The email exchange is the latest example of the topic being raised in the internal records that have been made public in the lawsuits against Commerce Secretary Wilbur Ross for adding the question to the 2020 survey. When Ross announced in March he was adding the question, he claimed the reason was “solely” because the Justice Department requested it for the purpose of enforcing the Voting Rights Act.

On August 11, 2017, Commerce Department attorney James Uthmeier emailed Earl Comstock, a Ross aide, about edits to a draft memo Uthmeier was preparing for Ross about adding the question.

“I have some new ideas/recommendations on execution that I look forward to discussing,” Uthmeier wrote. “Ultimately, we do not make decisions on how the data should be used for apportionment, that is for Congress (or possibly the President) to decide. think that’s our hook here.”

Currently, non-citizens are included in the decennial census that is used to set the number of U.S. House seats each state gets. Excluding undocumented immigrants from that count has long been a goal of the right; the state of Alabama, which stands to lose a congressional seat after the next census, is currently suing the Census Bureau to do so.

Similarly, conservatives have sought to draw state legislative districts based on the number of citizens, rather than the total population — most recently in an unsuccessful Supreme Court case that sought to end the use of total population in redistricting.

A study done during that Supreme Court case found that drawing state legislative districts based on voting-age citizens, rather than total population, would require more than half of all districts to be “substantially changed” in a way that would “substantially favor increasing the number of Republican-dominated districts.”

Last spring, Missouri state GOP legislators tried and failed to put on November’s ballot a ballot initiative that would have let them draw districts based on number of citizens rather than total population.

The Commerce Department has never publicly said that Ross sought the citizenship question to aide Republicans in their quest to change how legislative seats are apportioned and drawn.

However, there are hints throughout the records that have been released with the litigation that suggest such a consequence was at least discussed.

Kansas Secretary of State Kris Kobach, in an email to Ross in July 2017, said that they  had discussed a few months prior adding a version of the question for the purpose of excluding undocumented immigrants from congressional apportionment.

Ross had previously, in March 2017 received an email from Comstock titled “Your Question on the Census” that confirmed non-citizens were included in congressional apportionment and included a link to a Wall Street Journal column about the use of smaller-scale surveys, rather than the comprehensive decennial census, to count immigrants.

The August 2017 email exchange was released Sunday with court filings from the challengers in a federal lawsuit brought in New York against the administration.
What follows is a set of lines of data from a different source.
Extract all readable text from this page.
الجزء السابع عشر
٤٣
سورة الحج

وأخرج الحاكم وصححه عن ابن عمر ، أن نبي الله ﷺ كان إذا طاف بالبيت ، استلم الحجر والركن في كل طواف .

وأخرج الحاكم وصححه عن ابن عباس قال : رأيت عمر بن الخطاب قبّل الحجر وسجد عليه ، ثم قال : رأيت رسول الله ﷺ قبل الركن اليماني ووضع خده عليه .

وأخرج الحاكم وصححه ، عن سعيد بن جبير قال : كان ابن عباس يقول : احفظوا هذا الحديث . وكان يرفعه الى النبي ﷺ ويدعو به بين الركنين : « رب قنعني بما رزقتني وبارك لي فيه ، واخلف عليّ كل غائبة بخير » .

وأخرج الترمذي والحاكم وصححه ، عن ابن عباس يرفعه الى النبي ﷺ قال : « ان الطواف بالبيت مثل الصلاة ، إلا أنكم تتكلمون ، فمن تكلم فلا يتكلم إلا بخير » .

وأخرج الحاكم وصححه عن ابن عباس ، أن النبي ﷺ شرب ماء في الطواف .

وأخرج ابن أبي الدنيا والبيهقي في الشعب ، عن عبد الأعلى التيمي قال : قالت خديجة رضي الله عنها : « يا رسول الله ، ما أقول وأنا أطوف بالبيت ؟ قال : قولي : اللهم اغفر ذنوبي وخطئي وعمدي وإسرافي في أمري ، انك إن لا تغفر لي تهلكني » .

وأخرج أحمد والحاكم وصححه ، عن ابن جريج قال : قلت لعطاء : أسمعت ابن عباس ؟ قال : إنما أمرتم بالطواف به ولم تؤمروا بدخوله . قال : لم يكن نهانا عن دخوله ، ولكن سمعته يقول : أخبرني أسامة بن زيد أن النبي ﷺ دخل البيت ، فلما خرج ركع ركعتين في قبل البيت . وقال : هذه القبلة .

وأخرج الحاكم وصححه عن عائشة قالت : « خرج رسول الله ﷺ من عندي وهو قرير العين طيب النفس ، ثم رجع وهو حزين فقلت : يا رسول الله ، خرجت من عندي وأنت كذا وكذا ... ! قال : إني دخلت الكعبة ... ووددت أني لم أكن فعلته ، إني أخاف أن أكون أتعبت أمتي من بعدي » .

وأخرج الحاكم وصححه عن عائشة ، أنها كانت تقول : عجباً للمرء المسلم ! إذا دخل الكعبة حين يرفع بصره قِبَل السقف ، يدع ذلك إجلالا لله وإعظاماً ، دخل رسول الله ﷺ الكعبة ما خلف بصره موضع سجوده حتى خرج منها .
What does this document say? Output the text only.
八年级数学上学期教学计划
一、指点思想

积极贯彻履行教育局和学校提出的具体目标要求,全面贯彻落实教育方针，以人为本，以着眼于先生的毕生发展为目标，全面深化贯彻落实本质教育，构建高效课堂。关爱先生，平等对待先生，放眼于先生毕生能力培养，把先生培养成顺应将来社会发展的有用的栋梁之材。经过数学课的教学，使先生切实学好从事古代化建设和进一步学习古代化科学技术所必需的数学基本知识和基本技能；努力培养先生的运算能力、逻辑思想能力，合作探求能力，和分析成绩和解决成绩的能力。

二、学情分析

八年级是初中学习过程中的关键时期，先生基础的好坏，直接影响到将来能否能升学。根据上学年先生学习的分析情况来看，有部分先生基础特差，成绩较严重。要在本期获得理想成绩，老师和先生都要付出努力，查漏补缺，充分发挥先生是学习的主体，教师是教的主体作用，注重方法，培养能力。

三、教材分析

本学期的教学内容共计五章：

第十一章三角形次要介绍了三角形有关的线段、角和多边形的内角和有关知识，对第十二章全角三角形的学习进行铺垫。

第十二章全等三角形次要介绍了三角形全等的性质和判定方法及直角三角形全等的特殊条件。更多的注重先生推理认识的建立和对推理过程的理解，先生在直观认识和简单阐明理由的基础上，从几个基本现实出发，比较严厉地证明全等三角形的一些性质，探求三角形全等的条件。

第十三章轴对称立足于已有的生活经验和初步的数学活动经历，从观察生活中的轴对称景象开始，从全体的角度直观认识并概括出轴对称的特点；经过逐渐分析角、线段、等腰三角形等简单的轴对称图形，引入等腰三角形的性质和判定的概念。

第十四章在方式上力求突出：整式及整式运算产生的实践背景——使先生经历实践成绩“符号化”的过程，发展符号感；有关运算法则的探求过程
In the email, Uthmeier also suggests that Comstock use another Commerce aide to hand-deliver any handwritten notes he might have about the draft memo.

The challengers are asking a federal court to force the Justice Department to turn over a handwritten note that Uthmeier provided to DOJ official John Gore, when sending him a memo about adding the citizenship question.

“[T]he decision to hand-deliver a memo with a handwritten note that could easily have been emailed, and other evidence that Commerce officials were mindful of the record they were creating … suggest that the note contains relevant evidence of the Commerce Department’s intent not available from another source,” the challengers wrote.

U.S. District Judge Jesse Furman on Monday morning ordered the Justice Department to turn over the note for him to review by Tuesday afternoon, along with its arguments for why it should not be produced for the challengers.

The trial is set to begin Nov. 5. The Justice Department has failed to convince the district court, or an appeals court, to delay it while it asks the Supreme Court to intervene in blocking a deposition and extra discovery that the challengers have sought.